Wednesday, December 26, 2018

Our Narrowness

He who was one in substance with the Father stooped down to share the substance of his mother and thereby took on himself our fallen nature, our human condition. Thus, the mystery of new birth shone upon us, so that through the same Spirit by whom Christ was conceived and brought forth, we too might be born again by a spiritual birth.

Nothing about his birth took place outside our human condition. What we really celebrate today is that Jesus continues to be born in the narrowness of our lives, taking on our very earthy humanness in order to give his love to the world through us, through our flesh and blood. The British mystic, poet, and spiritual teacher Caryll Houselander puts it this way:

The reason why we are where we are this Christmas...is because it is here in this place that Christ wants to be born; it is from here that he wants his life to begin again in the world. The reason that we are with these particular people is because it is precisely to these people that Christ wants us to give his love. This year we are his trustees for these people; he has put his love for them into our hands, into our hearts. We did not choose this place—Christ has chosen it. We did not choose these people—Christ has chosen them.

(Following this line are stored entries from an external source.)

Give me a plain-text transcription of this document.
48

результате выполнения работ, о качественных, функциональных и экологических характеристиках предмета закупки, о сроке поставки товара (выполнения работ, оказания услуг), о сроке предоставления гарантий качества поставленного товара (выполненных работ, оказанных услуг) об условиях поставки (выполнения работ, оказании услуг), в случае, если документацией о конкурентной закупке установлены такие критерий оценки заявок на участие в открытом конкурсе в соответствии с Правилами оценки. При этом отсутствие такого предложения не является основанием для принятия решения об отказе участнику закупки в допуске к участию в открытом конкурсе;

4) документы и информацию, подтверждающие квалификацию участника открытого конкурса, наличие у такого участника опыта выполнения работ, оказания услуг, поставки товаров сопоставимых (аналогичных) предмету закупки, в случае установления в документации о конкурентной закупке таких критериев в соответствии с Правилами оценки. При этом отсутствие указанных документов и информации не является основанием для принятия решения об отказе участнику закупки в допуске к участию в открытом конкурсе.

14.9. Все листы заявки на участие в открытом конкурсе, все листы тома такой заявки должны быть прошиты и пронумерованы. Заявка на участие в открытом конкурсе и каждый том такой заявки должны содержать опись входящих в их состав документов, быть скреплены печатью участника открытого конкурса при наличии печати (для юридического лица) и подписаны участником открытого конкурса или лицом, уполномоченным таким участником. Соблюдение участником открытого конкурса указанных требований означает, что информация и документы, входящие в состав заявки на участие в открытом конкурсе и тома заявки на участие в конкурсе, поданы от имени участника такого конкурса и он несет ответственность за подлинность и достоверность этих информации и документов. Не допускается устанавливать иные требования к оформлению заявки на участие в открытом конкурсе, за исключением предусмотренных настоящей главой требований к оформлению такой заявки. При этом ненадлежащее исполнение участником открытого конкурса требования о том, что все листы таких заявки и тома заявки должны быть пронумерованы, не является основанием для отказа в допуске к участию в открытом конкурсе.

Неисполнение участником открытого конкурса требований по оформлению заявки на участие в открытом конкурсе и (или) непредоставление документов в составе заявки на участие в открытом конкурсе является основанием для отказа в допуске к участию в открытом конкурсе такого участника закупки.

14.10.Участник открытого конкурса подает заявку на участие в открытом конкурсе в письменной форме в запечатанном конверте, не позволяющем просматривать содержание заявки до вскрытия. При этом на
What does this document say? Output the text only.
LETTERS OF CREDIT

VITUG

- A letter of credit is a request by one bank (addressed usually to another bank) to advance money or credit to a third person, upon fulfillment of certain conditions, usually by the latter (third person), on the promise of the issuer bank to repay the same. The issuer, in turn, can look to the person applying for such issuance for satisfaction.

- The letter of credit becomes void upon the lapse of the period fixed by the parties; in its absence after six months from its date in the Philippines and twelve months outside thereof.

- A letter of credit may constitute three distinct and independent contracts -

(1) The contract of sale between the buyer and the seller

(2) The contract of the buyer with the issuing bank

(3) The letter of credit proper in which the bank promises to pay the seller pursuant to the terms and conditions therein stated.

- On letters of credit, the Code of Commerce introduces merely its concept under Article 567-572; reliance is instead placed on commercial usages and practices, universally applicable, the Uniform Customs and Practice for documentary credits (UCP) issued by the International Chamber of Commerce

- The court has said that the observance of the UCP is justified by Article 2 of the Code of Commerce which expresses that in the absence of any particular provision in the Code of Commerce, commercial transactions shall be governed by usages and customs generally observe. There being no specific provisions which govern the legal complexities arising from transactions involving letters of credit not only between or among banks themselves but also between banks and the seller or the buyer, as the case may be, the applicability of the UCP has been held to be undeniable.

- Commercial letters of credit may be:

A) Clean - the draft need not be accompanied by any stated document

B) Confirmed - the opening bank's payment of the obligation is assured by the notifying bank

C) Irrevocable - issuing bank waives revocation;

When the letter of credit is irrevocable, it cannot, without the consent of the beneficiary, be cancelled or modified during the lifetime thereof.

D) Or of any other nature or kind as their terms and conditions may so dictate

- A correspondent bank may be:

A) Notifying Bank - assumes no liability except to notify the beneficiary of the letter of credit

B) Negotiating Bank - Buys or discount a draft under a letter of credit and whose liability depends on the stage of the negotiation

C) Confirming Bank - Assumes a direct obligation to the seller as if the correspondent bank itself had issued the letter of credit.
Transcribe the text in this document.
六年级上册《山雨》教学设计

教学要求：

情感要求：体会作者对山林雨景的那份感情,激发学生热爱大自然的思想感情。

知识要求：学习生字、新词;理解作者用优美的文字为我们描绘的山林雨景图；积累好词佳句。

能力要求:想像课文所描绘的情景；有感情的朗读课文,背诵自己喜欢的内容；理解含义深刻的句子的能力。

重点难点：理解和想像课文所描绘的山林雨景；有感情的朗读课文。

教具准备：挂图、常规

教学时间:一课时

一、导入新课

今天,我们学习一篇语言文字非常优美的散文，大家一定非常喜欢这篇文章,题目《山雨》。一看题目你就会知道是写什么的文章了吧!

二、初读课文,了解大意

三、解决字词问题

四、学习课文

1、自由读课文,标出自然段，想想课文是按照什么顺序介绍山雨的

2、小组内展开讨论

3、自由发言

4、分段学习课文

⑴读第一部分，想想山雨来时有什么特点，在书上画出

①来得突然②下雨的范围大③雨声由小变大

We are asked one thing: to have the humility and courage to open the secret place of our heart to Christ, conscious though we are that it is as derelict as the stable, and that his light will reveal the mouse and the spider.

It may have been puzzling, even to Mary, how Christ was giving his life to the whole world in the obscurity of Bethlehem, but it was enough for her that this was his way. It still is, and he himself is the Way, the only way to our peace.

We have truly received love upon love, grace upon grace; but we truly receive only by sharing: by sharing so great a gift from our own narrowness and darkness. Infant born in Bethlehem was not afraid of our narrowness and darkness, but precisely from there draws us and the whole world into his superabundant Light and Life.

Taken from Father Dominic's homily for Christmas Day.